Weird and neat, again. Either this guy was pulling my leg, or there's a little more to this than coincidence.
"What's your name?" I asked. "When did you teach there?"
"My name's M.A. I was there in the early 2000s."
"Well, you must know my wife!" I told him her name.
"Ha! No kidding! I know her—she's a great teacher!"
"And I used to supply teach there, too," I said. We rhymed off a list of old teachers we both knew, the principal, vice-principal.
How's your wife doing?" he asked.
"Good! You know, I think we've met before."
"We probably have!"
After a very pleasant conversation, we said goodbye. I jogged home thinking how a simple decision to say hello underscored how we're connected in the web of life.

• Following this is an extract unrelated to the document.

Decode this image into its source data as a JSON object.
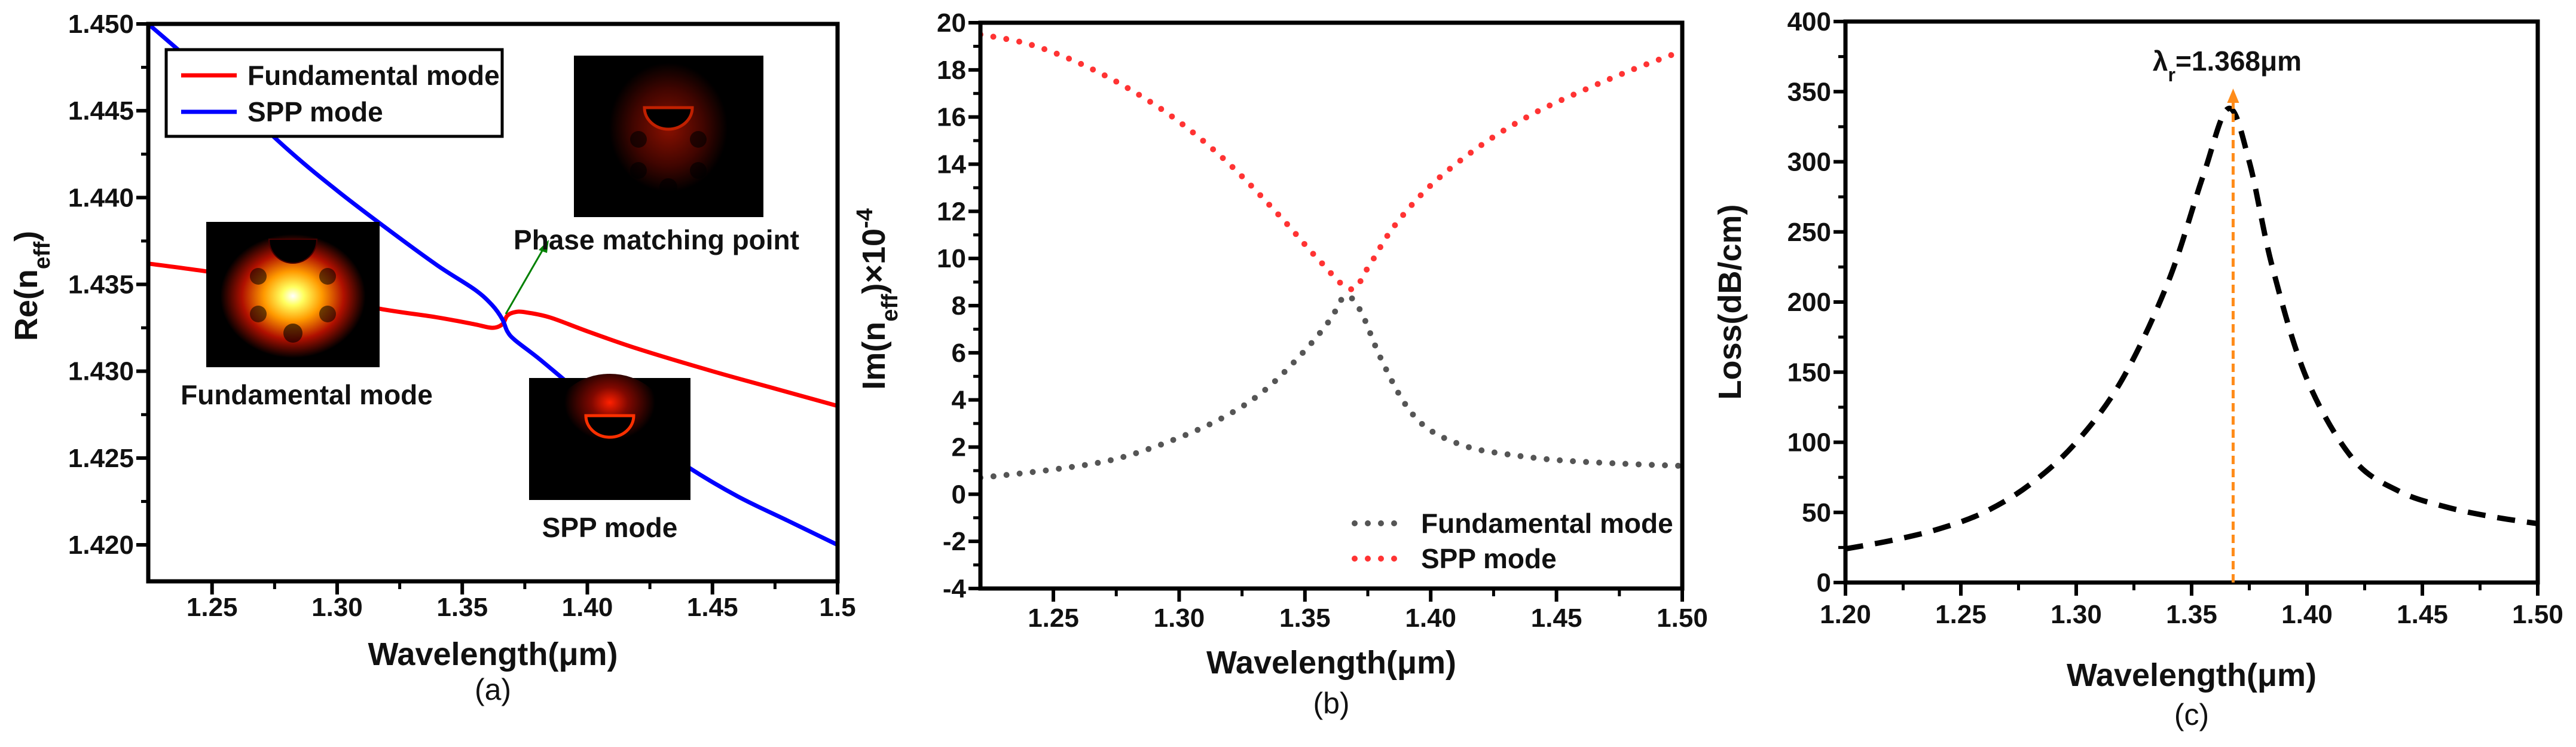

When I got home, I mentioned my encounter to my wife.
"Do you know a guy named M.A.?"
"Yeah, we taught together a while ago," she said.
"Funny thing, I ran into him today while I was jogging. He says hi."
My wife laughed and told me what a nice guy he is. "I did a spinning class with him a long time ago."
"Oh, yeah!" I said. "I'm pretty sure I've met him before."
So I encourage you to try this for one day: Say hi to as many people as you can. It's an interesting experiment. You'll find many are happy to return the favour. It's an easy way to brighten your day.
And you might inspire others to embrace the simple power of hello.